India is facing an acute shortage of tuberculosis drugs that could threaten the decades-long battle against the deadly disease.
The lives of thousands of tuberculosis patients in India, who accounts for one-fifth of the total number of tuberculosis cases in the world, are at risk due to a severe shortage of drugs and suitable medication, according to AFP.
Short supply of pediatric doses has forced clinics in India to turn away sick children while others are forced to split adult pills to approximate children’s dosages.
G. R. Khatri, the former head of India’s Central TB Division, called the pediatric shortages “disastrous”, reports Wall Street Journal.
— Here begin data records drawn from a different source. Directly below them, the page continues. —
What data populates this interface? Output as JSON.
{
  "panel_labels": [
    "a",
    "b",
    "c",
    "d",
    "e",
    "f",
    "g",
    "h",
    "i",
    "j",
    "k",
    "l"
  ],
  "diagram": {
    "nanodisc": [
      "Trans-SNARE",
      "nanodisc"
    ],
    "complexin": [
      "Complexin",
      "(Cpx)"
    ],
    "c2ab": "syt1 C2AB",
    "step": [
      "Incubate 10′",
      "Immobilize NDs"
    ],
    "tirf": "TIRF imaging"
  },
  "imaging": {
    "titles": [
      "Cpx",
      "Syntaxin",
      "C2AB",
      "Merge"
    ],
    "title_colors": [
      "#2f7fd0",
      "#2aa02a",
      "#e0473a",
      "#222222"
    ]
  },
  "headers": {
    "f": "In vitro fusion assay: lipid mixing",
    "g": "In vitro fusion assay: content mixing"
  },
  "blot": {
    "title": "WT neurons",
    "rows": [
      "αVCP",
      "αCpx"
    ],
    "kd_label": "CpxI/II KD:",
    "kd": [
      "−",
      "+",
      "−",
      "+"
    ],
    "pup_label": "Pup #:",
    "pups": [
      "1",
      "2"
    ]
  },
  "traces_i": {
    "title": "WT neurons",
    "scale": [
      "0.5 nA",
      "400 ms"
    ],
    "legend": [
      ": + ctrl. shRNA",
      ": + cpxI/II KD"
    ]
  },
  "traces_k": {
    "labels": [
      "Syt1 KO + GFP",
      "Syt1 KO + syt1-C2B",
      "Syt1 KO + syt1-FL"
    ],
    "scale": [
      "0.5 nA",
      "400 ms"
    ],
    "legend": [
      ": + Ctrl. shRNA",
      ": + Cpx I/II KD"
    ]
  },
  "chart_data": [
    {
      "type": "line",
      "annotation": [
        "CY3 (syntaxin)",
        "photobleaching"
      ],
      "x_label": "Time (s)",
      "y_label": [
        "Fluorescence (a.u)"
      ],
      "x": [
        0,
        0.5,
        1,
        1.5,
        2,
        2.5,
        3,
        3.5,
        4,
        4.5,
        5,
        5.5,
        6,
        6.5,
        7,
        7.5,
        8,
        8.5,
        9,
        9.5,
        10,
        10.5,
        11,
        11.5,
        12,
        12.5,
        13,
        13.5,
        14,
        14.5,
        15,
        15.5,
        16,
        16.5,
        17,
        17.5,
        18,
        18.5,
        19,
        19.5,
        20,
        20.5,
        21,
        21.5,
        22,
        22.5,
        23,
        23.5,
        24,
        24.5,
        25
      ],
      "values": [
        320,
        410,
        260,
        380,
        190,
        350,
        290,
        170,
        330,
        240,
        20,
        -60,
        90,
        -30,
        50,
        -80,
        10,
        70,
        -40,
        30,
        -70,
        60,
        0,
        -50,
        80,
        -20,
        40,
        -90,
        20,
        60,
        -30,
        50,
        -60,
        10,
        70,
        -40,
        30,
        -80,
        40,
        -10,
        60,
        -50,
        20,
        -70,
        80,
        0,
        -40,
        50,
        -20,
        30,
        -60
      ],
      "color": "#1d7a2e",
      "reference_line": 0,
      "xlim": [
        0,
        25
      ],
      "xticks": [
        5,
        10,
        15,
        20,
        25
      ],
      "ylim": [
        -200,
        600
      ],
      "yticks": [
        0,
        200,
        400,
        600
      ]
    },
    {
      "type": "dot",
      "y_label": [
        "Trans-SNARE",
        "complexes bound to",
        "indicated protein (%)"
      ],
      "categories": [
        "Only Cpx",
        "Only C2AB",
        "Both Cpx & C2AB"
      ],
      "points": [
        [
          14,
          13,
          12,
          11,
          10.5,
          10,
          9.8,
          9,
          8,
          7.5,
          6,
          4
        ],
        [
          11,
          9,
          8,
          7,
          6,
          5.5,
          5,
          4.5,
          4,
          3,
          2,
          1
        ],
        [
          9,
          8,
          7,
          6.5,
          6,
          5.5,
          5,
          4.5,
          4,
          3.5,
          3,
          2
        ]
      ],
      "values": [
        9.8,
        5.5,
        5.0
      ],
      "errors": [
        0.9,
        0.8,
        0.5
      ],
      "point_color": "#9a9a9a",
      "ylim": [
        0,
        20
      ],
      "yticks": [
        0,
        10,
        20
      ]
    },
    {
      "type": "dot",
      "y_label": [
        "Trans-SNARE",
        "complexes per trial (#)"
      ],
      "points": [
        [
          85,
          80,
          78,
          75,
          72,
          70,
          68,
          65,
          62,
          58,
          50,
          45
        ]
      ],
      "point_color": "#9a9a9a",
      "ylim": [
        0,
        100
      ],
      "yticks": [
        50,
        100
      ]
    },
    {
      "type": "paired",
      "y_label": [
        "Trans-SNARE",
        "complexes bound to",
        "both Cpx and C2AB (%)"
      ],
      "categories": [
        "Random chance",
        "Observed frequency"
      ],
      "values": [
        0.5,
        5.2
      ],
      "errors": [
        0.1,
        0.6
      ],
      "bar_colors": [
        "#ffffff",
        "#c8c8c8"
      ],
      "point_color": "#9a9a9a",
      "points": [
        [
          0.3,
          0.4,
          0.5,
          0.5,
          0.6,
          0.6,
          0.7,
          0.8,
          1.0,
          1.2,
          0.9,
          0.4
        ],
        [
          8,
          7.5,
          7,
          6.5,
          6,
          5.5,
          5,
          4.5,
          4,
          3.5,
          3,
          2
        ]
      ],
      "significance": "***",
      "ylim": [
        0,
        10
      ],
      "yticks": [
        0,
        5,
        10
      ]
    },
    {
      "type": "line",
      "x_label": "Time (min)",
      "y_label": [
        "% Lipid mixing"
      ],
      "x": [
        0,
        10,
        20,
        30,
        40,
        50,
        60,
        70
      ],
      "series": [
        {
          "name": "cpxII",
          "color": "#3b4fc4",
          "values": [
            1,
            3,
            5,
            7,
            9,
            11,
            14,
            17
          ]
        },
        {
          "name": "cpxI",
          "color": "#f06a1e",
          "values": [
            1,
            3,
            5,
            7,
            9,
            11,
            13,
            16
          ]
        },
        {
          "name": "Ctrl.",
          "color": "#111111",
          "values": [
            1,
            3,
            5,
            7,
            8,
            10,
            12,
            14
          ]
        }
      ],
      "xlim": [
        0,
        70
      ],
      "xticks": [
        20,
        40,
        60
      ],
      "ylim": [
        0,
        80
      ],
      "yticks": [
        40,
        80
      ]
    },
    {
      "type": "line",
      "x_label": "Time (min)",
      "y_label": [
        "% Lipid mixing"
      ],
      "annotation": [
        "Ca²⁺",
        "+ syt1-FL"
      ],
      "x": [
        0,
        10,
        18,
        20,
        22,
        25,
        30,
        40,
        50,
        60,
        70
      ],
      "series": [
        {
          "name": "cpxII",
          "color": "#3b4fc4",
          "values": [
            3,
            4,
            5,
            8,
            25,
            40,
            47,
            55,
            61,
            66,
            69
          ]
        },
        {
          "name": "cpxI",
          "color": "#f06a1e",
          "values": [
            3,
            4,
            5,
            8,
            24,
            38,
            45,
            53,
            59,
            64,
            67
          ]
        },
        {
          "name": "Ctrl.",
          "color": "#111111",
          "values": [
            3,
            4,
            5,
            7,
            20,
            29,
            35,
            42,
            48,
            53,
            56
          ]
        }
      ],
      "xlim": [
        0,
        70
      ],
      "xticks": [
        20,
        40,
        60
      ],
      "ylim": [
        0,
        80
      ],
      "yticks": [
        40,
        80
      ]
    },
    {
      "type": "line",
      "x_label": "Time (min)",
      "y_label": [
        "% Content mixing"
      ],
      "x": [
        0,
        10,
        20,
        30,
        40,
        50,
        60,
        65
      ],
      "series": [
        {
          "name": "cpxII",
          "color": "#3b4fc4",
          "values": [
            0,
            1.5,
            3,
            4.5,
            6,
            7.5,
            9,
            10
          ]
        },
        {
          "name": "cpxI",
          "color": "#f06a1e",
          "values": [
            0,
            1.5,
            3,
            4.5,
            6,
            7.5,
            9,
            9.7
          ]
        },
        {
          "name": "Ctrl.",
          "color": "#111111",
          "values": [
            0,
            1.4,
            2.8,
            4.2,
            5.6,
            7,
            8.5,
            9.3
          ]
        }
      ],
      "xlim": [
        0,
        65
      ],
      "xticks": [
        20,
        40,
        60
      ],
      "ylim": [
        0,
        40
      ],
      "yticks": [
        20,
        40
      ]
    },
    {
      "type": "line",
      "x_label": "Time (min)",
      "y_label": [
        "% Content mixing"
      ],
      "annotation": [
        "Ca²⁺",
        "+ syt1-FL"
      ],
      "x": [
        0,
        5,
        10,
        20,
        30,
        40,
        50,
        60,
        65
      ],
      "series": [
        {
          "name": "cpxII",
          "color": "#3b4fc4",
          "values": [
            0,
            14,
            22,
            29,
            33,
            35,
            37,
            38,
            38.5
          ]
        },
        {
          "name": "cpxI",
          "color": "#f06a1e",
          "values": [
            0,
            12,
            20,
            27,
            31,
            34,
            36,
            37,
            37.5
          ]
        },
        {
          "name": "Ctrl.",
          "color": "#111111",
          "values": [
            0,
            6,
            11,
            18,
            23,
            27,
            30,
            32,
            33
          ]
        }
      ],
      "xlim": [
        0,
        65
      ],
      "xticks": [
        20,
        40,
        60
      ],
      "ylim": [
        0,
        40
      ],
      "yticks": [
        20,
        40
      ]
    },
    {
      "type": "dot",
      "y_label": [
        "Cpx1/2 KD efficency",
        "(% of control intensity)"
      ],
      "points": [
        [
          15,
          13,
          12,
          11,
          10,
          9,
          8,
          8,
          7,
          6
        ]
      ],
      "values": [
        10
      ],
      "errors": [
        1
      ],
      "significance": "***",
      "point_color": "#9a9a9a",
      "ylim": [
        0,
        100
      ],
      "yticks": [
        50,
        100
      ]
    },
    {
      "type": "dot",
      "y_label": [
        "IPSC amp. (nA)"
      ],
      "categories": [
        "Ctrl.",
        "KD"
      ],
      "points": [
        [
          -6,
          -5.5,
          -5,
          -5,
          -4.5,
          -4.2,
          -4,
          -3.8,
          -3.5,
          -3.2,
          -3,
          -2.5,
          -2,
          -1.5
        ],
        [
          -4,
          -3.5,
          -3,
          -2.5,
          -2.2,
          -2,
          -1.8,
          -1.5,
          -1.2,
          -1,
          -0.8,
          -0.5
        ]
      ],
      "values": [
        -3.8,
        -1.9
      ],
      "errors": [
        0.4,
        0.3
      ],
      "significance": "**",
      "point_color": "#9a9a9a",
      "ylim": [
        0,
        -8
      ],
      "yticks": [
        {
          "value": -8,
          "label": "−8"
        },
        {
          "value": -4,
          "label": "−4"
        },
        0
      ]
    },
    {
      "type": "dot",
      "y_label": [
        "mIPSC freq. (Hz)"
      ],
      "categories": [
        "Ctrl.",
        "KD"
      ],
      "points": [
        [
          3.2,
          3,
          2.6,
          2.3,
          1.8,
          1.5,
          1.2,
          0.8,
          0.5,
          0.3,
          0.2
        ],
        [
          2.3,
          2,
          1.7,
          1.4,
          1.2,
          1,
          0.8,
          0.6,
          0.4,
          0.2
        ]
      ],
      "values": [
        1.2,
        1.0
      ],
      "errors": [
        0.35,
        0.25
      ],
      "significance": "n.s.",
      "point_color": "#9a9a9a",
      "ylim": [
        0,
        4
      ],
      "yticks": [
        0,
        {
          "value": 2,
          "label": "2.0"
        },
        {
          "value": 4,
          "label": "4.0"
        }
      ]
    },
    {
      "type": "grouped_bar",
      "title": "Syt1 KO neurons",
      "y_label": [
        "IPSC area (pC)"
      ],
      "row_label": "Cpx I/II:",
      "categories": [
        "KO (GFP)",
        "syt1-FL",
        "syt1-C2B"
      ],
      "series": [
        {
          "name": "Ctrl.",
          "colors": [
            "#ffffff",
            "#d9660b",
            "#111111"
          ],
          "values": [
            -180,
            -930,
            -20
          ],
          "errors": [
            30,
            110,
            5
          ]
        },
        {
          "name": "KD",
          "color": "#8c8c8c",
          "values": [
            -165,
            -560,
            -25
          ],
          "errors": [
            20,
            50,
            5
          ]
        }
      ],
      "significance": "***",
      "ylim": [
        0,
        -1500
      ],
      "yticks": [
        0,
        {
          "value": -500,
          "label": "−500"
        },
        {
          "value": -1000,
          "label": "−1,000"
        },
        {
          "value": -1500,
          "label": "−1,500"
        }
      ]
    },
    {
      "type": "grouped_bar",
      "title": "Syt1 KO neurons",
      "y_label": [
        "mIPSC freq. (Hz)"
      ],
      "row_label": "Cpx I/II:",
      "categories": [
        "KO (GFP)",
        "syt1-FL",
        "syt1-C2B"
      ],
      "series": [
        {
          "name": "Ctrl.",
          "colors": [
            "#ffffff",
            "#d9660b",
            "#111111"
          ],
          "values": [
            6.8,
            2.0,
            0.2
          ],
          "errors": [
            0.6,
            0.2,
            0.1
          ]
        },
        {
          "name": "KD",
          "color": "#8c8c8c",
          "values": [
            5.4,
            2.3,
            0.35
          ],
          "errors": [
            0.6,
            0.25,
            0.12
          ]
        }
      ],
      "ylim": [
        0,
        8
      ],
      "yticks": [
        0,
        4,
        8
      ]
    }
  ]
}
Due to the shortages in anti-tuberculosis drugs such as Rifampicin and Streptomycin, patients have no choice but to stop taking medication. As a result, they develop drug-resistant tuberculosis, which is not treatable.
Doctors said overcrowding in congested houses has also contributed to the accelerating rate of transmission of the highly infectious disease, reports AFP.
More than 1.5 million people currently receive free drugs at 13,000 Indian government centers nationwide, as part of a partnership with the World Health Organization to beat TB. But the shortages could reverse decades of progress against the disease.
“The huge gains we’ve made in reducing TB are at risk,” said Bobby John, who heads New Delhi-based NGO Global Health Advocates.
Tuberculosis remains the biggest infectious-disease killer of adults in India. The disease killed 300,000 people in India in 2011 from 340,000 people in 1990.